The second is being very disciplined in valuation, in figuring out if there are differences between fundamentals and expectations.

The third thing is competitive strategy work, being able to apply tools from microeconomics and strategy to figure out which companies are going to do better or worse down the road.

And then finally there is all this stuff on decision-making. Very few people are willing to allocate the time to grasp the things they need to know to make good decisions consistently.

BK: You talk about how winning strategies aren’t transitive. What’s the lesson for managers?

MM: One mistake managers make is they’ll read a book that says: Here are the eight things great managers do. They figure if they just live up to those attributes then they’ll succeed. Well, no. It’s not the attributes that matter, it’s the circumstances — what’s going on around them. Almost all successful strategies are circumstance-based, not attribute-based.

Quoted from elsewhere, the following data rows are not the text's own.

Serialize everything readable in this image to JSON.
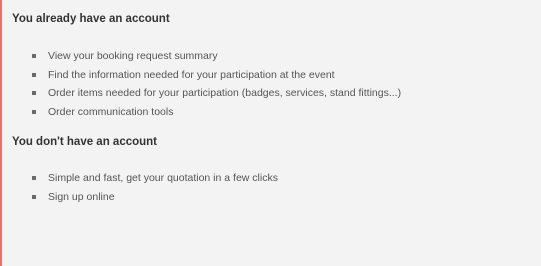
{
  "existing_account": {
    "title": "You already have an account",
    "items": [
      "View your booking request summary",
      "Find the information needed for your participation at the event",
      "Order items needed for your participation (badges, services, stand fittings...)",
      "Order communication tools"
    ]
  },
  "new_account": {
    "title": "You don't have an account",
    "items": [
      "Simple and fast, get your quotation in a few clicks",
      "Sign up online"
    ]
  },
  "colors": {
    "accent_border": "#e8736f",
    "panel_background": "#f3f3f3"
  }
}
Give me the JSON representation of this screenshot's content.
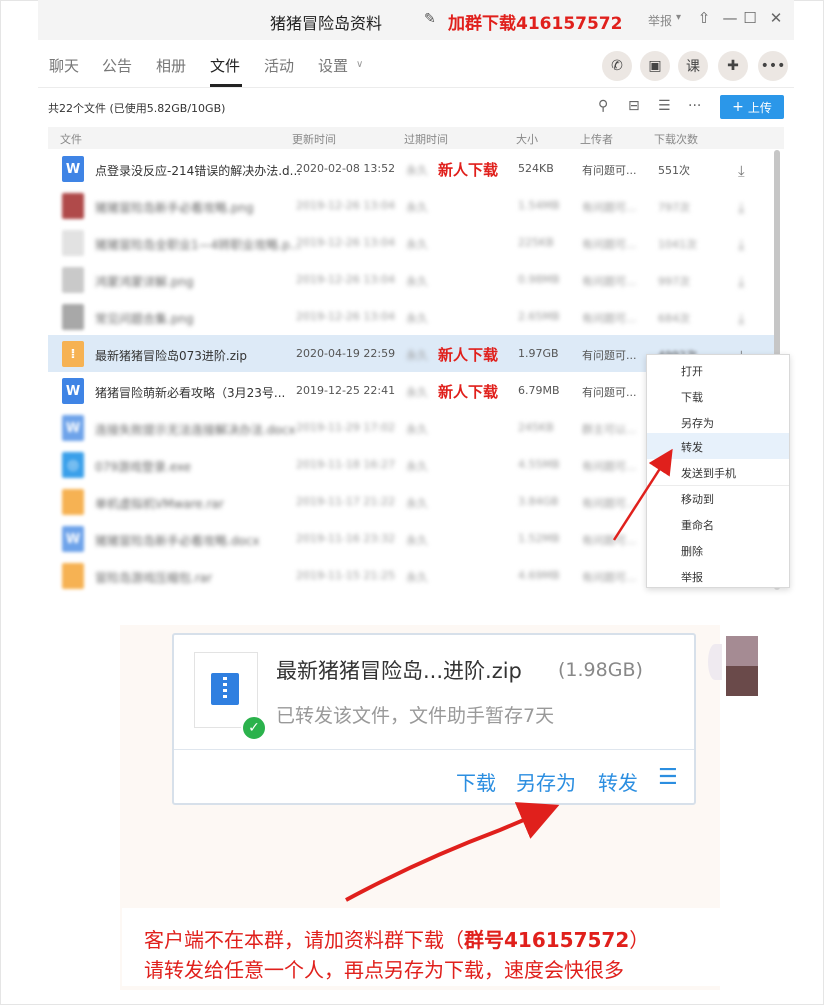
{
  "window": {
    "title": "猪猪冒险岛资料",
    "title_ad": "加群下载416157572",
    "report": "举报",
    "edit_icon": "pencil-icon"
  },
  "tabs": [
    {
      "label": "聊天"
    },
    {
      "label": "公告"
    },
    {
      "label": "相册"
    },
    {
      "label": "文件",
      "active": true
    },
    {
      "label": "活动"
    },
    {
      "label": "设置"
    }
  ],
  "toolbar": {
    "summary": "共22个文件 (已使用5.82GB/10GB)",
    "upload": "上传",
    "upload_icon": "plus-icon"
  },
  "columns": [
    "文件",
    "更新时间",
    "过期时间",
    "大小",
    "上传者",
    "下载次数"
  ],
  "rows": [
    {
      "name": "点登录没反应-214错误的解决办法.d...",
      "time": "2020-02-08 13:52",
      "expire": "永久",
      "badge": "新人下载",
      "size": "524KB",
      "uploader": "有问题可...",
      "downloads": "551次",
      "type": "word"
    },
    {
      "name": "猪猪冒险岛新手必看攻略.png",
      "time": "2019-12-26 13:04",
      "expire": "永久",
      "badge": "",
      "size": "1.54MB",
      "uploader": "有问题可...",
      "downloads": "797次",
      "type": "png"
    },
    {
      "name": "猪猪冒险岛全职业1—4转职业攻略.p...",
      "time": "2019-12-26 13:04",
      "expire": "永久",
      "badge": "",
      "size": "225KB",
      "uploader": "有问题可...",
      "downloads": "1041次",
      "type": "png"
    },
    {
      "name": "鸿蒙鸿蒙详解.png",
      "time": "2019-12-26 13:04",
      "expire": "永久",
      "badge": "",
      "size": "0.98MB",
      "uploader": "有问题可...",
      "downloads": "997次",
      "type": "png"
    },
    {
      "name": "常见问题合集.png",
      "time": "2019-12-26 13:04",
      "expire": "永久",
      "badge": "",
      "size": "2.65MB",
      "uploader": "有问题可...",
      "downloads": "684次",
      "type": "png"
    },
    {
      "name": "最新猪猪冒险岛073进阶.zip",
      "time": "2020-04-19 22:59",
      "expire": "永久",
      "badge": "新人下载",
      "size": "1.97GB",
      "uploader": "有问题可...",
      "downloads": "4992次",
      "type": "zip",
      "selected": true
    },
    {
      "name": "猪猪冒险萌新必看攻略（3月23号...",
      "time": "2019-12-25 22:41",
      "expire": "永久",
      "badge": "新人下载",
      "size": "6.79MB",
      "uploader": "有问题可...",
      "downloads": "",
      "type": "word"
    },
    {
      "name": "连接失败提示无法连接解决办法.docx",
      "time": "2019-11-29 17:02",
      "expire": "永久",
      "badge": "",
      "size": "245KB",
      "uploader": "群主可以...",
      "downloads": "",
      "type": "word"
    },
    {
      "name": "079游戏登录.exe",
      "time": "2019-11-18 16:27",
      "expire": "永久",
      "badge": "",
      "size": "4.55MB",
      "uploader": "有问题可...",
      "downloads": "",
      "type": "exe"
    },
    {
      "name": "单机虚拟机VMware.rar",
      "time": "2019-11-17 21:22",
      "expire": "永久",
      "badge": "",
      "size": "3.84GB",
      "uploader": "有问题可...",
      "downloads": "",
      "type": "zip"
    },
    {
      "name": "猪猪冒险岛新手必看攻略.docx",
      "time": "2019-11-16 23:32",
      "expire": "永久",
      "badge": "",
      "size": "1.52MB",
      "uploader": "有问题可...",
      "downloads": "",
      "type": "word"
    },
    {
      "name": "冒险岛游戏压缩包.rar",
      "time": "2019-11-15 21:25",
      "expire": "永久",
      "badge": "",
      "size": "4.69MB",
      "uploader": "有问题可...",
      "downloads": "",
      "type": "zip"
    }
  ],
  "context_menu": [
    "打开",
    "下载",
    "另存为",
    "转发",
    "发送到手机",
    "移动到",
    "重命名",
    "删除",
    "举报"
  ],
  "forward_card": {
    "name": "最新猪猪冒险岛...进阶.zip",
    "size": "(1.98GB)",
    "status": "已转发该文件，文件助手暂存7天",
    "actions": [
      "下载",
      "另存为",
      "转发"
    ],
    "menu_icon": "hamburger-icon"
  },
  "notice": {
    "line1_prefix": "客户端不在本群，请加资料群下载（",
    "line1_bold": "群号416157572",
    "line1_suffix": "）",
    "line2": "请转发给任意一个人，再点另存为下载，速度会快很多"
  },
  "colors": {
    "accent_red": "#e0201c",
    "accent_blue": "#2b97e9",
    "selected_row": "#ddeaf7"
  }
}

Boeing, for instance, a very smart company, had outsourced a lot of their products, but then they outsourced the design of the 787 and it was a complete disaster. The attribute was “outsourcing is good,” but in this case, the circumstances didn’t serve it well. The key was that you should only outsource when your product is modularized, when you can take the components and click them together.

BK: Any other big takeaways?

MM: A huge one is reversion to the mean [the tendency of an extreme event to be followed by a less extreme one]. Really high performance is a function of skill and luck. And luck, by definition, is transitory — it comes and goes. The next time you do something, even if you sustain your skill, maybe you’ll have a little less luck, and you’ll mean revert. When you apply that to the world, you see it everywhere — corporate performance, sports-team performance, individual performance. It gets you to think about how to evaluate outcomes. For example, when people do performance reviews for employees, what are they thinking about?

Often those performance reviews focus on outcomes, where what you should try to separate is the skill component, what people can control, and the luck component — wind to their back or wind to their face. For companies, there are some outliers — some do better or worse for longer — but it’s not a large number of companies and we don’t understand why. Random processes can explain an enormous amount of what we see in the real world. This idea of a best team, you should always be circumspect about that.